For years, I’ve wanted to take voice lessons. As a performer, I thought it was a good idea to train my voice just as I’ve spent time training my body. I finally made good on that ambition this fall when I asked around, found a teacher, and started singing lessons.
Almost immediately, I began to draw parallels between singing lessons and yoga practice. Finding these similarities has helped further cement both my existing ideas around my yoga practice as well as my developing ideas around singing better and more freely. Here are seven key points I return to when I’m standing next to the piano each week.
1. Find the right teacher. A mindful music teacher will ask you what your goals are. Just as with yoga, there are styles and teachers that fit each student. My teacher has a knack for useful, entertaining metaphors and pleasant conversation. I’m not sure if it’s a Jedi mind trick that doubles as distraction and relaxation, but I like it.
2. Don’t live in your head. The more I thought about what I was doing and tried to control it, the more I would hold tension in the wrong places and the wrong way. When developing and honing technique, the monkey mind can make a mess.
3. Breath is fundamental. Like audible speech, singing uses air to vibrate the vocal folds (formerly vocal cords), so any labored, restricted, or insufficient breath will affect the physical results, sometimes in subtle ways.
4. Be in touch with your body. As with the occasional yoga class, you end up learning about muscles you never knew you had. After some lessons, I just feel like being silent because the smaller muscles are tired from all the attention. Eventually, you learn to feel the small differences as well as the large ones.
5. Be patient. Progress is incremental as you learn what you already do and correct or build on that. As you’re working on that, you’re learning to integrate other concepts. Bringing it all together can be frustrating, but it will come with practice.

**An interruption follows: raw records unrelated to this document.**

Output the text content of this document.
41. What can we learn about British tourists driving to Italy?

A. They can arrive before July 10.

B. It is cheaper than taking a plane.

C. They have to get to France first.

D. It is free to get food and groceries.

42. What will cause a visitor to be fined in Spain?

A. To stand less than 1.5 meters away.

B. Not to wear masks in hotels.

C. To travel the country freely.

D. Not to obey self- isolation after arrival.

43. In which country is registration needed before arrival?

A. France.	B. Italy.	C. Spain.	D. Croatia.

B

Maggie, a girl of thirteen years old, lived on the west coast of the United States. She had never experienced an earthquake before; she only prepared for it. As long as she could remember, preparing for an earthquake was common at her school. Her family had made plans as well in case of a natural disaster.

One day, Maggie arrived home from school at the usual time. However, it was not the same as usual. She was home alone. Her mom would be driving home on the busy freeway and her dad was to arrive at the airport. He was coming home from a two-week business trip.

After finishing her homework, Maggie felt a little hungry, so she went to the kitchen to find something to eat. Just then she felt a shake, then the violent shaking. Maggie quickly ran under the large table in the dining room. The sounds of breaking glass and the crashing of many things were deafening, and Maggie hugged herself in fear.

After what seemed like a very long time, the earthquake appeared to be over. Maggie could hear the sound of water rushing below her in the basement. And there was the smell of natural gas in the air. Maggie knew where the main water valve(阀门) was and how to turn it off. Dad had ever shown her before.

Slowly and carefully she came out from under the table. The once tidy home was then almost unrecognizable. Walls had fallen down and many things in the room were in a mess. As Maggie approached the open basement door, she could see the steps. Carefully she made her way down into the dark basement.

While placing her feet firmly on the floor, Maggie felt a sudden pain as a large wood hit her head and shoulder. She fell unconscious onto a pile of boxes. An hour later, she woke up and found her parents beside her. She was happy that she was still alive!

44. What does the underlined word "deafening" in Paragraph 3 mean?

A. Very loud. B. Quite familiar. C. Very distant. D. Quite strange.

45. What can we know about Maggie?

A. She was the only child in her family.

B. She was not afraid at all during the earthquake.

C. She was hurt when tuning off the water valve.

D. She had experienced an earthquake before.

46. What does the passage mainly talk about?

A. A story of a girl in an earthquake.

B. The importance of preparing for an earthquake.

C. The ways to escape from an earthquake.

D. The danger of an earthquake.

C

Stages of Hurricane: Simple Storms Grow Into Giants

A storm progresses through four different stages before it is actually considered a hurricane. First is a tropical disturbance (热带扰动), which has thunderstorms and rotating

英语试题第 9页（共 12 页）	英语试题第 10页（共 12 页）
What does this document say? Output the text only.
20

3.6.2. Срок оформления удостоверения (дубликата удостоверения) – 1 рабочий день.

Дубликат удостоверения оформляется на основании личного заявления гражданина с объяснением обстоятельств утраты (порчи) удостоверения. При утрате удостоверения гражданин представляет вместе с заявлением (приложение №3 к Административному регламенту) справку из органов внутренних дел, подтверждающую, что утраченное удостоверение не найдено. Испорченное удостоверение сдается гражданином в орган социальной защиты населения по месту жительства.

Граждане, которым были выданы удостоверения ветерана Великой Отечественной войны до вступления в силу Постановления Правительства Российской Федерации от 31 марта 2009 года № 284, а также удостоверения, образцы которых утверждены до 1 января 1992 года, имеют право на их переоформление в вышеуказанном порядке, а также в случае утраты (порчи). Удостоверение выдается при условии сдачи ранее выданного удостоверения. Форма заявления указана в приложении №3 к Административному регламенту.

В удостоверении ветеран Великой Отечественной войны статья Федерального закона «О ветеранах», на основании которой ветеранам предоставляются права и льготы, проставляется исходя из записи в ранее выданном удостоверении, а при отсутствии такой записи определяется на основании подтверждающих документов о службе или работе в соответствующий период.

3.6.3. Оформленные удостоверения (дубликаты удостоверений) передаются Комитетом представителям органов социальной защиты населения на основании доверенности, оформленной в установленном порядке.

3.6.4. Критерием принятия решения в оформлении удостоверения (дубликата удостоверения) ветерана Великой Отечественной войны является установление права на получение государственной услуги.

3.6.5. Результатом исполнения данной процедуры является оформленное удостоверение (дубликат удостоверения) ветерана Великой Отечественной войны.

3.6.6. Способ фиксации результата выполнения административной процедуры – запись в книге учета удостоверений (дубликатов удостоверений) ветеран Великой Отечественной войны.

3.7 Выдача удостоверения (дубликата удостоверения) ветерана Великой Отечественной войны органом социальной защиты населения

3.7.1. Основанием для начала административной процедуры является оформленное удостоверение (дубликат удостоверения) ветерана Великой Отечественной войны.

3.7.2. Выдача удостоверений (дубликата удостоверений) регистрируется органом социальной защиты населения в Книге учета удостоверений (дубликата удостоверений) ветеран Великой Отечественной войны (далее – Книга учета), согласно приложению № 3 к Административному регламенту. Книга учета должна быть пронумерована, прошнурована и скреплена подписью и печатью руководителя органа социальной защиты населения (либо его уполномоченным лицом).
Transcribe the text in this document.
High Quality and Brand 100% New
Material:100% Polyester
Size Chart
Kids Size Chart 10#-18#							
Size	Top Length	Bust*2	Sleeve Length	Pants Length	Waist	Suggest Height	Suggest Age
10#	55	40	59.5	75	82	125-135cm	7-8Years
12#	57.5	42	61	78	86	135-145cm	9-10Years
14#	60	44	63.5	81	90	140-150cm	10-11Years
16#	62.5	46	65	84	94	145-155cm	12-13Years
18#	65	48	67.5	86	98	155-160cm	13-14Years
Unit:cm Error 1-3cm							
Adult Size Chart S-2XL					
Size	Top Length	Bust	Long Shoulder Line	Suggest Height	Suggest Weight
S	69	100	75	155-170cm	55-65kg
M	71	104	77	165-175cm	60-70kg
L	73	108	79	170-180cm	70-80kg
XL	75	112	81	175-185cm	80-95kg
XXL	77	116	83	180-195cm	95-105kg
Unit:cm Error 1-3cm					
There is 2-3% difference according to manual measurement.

6. Do your own practice. Although there are drills (like asana or sequences, but for singing), each body will respond differently and have a different range. I am taking voice lessons to learn how to sing like me, not like D’Angelo or Justin Timberlake.
7. Play the long game. Rushing or pushing can lead to injury. Healthy technique repeated over time develops the strength and flexibility the body needs to be able to do the work. There will be setbacks, there will be walls, and there will be stumbles. What seems like sliding backward is usually only shifting gears as you’re integrating new material. You need to back up a bit to get enough runway for the next leap forward.
Training the collection of muscles that make the voice what it is is exactly like training the rest of the body. As yoga has helped me while learning singing, I look forward to seeing the ways in which singing will help my yoga practice.